The Comet Is Coming: Hard landings
For reasons that remain unexplained, the London experimental trio The Comet Is Coming started their late-night Red Marquee set about 15 minutes earlier than scheduled. Consequently, we arrived in the middle of a song that had already climaxed dramatically. It was a bit of a letdown, since the whole point of the band is the way they build to a chaotic finish.
But that’s slightly misleading, since Comet’s real achievement is how they start at 10 and just keep getting louder and wilder. The focus of the band is the keyboards of Danalogue the Conqueror, who seems to lead the group and has the most extroverted personality. On stage he stood behind his bank of instruments and made the most out of the band’s hip-hoppy grooves.

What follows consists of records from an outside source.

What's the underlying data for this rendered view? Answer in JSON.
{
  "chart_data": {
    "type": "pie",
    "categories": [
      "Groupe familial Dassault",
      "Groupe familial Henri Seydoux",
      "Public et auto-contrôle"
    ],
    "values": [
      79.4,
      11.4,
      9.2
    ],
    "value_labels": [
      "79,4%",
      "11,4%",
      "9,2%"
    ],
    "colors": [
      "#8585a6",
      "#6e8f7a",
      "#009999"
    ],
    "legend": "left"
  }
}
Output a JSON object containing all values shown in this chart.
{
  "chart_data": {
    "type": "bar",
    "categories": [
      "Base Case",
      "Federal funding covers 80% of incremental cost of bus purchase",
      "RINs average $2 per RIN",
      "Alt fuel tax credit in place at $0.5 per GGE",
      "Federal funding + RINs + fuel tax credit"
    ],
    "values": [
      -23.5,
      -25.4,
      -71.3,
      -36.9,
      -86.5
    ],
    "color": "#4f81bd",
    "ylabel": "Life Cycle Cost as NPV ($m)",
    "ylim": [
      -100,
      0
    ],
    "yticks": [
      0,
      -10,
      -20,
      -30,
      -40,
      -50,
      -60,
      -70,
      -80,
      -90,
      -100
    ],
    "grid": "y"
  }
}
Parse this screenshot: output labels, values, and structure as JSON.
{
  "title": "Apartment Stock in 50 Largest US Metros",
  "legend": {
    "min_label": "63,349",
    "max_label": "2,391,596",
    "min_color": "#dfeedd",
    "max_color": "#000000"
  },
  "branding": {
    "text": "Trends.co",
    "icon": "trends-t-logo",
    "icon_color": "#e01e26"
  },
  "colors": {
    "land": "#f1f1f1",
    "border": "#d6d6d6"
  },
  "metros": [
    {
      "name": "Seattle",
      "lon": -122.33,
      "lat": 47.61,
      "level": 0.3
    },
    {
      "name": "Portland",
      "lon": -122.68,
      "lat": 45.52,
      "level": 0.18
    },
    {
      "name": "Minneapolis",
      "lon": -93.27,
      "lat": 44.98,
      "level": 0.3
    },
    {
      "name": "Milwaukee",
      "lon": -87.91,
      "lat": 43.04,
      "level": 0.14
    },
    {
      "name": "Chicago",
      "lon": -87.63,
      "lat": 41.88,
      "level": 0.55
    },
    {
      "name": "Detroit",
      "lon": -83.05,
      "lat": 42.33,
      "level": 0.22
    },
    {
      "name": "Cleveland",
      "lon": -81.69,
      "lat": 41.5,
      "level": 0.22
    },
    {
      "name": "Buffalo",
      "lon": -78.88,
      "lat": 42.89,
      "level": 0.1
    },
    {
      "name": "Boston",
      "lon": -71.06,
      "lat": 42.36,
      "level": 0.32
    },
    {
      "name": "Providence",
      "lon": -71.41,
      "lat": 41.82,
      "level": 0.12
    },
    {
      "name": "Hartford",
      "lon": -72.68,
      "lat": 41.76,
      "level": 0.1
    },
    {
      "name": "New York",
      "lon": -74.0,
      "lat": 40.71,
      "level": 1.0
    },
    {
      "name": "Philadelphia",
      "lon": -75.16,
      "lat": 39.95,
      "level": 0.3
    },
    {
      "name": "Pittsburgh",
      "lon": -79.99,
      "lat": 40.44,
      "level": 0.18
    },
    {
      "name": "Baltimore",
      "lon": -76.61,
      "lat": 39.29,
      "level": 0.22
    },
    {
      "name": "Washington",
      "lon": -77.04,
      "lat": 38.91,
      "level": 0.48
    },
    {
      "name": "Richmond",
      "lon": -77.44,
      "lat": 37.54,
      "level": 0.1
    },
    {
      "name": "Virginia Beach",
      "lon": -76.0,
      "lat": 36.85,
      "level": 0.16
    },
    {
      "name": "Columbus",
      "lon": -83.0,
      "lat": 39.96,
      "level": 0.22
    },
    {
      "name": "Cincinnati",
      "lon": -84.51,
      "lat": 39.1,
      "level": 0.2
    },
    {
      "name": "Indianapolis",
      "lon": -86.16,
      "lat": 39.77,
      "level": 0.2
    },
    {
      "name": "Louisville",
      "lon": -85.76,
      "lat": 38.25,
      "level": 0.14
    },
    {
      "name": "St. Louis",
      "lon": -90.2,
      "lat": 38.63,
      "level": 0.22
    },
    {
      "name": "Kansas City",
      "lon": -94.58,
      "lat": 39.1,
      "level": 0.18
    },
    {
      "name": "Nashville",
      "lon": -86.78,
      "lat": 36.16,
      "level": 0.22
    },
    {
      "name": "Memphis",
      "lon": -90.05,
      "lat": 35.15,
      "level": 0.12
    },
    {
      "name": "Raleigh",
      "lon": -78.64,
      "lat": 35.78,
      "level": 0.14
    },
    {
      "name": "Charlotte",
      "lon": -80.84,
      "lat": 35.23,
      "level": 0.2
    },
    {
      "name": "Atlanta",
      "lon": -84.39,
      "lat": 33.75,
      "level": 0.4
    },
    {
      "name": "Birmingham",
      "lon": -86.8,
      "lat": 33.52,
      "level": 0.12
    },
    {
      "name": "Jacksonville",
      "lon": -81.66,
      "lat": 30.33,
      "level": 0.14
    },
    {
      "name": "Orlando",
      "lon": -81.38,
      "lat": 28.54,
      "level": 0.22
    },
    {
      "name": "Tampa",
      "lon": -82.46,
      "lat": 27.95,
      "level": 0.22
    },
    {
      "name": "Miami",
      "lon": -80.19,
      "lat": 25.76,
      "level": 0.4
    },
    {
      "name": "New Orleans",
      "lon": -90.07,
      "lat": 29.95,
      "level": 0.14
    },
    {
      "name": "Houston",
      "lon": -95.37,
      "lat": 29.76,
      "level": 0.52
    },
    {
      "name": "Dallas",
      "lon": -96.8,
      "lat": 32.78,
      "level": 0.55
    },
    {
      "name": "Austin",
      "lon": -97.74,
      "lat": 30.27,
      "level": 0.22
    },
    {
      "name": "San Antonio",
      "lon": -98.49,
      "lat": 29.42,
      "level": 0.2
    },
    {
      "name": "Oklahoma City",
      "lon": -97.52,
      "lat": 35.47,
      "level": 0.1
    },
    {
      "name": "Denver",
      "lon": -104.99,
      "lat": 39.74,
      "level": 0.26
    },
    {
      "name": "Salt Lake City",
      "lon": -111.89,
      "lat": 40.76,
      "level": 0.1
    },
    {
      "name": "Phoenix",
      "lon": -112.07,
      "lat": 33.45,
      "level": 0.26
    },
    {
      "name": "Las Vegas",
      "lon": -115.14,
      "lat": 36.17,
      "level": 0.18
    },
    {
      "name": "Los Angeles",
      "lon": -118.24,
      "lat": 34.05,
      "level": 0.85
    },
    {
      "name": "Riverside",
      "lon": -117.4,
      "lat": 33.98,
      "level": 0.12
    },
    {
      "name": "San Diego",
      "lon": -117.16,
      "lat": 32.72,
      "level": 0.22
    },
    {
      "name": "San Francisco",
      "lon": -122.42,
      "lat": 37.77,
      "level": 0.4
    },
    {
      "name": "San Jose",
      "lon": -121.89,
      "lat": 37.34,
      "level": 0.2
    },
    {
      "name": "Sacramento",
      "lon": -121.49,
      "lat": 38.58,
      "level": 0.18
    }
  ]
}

But the band’s secret weapon is saxophonist King Shabaka, whose wailing insistence never lets up, even when the arrangement calls for a bit of quiet. Though often categorized as jazz, the band’s music is more like garage rock taken to the extreme: The idea is to build tension until there’s nothing left to compromise. The audience dug the dynamic, but you could sense that some felt there was more to life than wailing incessantly for an hour.
The rest of us couldn’t get enough, and in that sense The Comet Is Coming is the jazz cognate of Death Grips, another trio that takes its chosen genre — hip hop — to extremes that no one else knew existed. The fact is, club kids like the ones who went crazy as Comet itself get their point probably better than bona fide jazzbos do.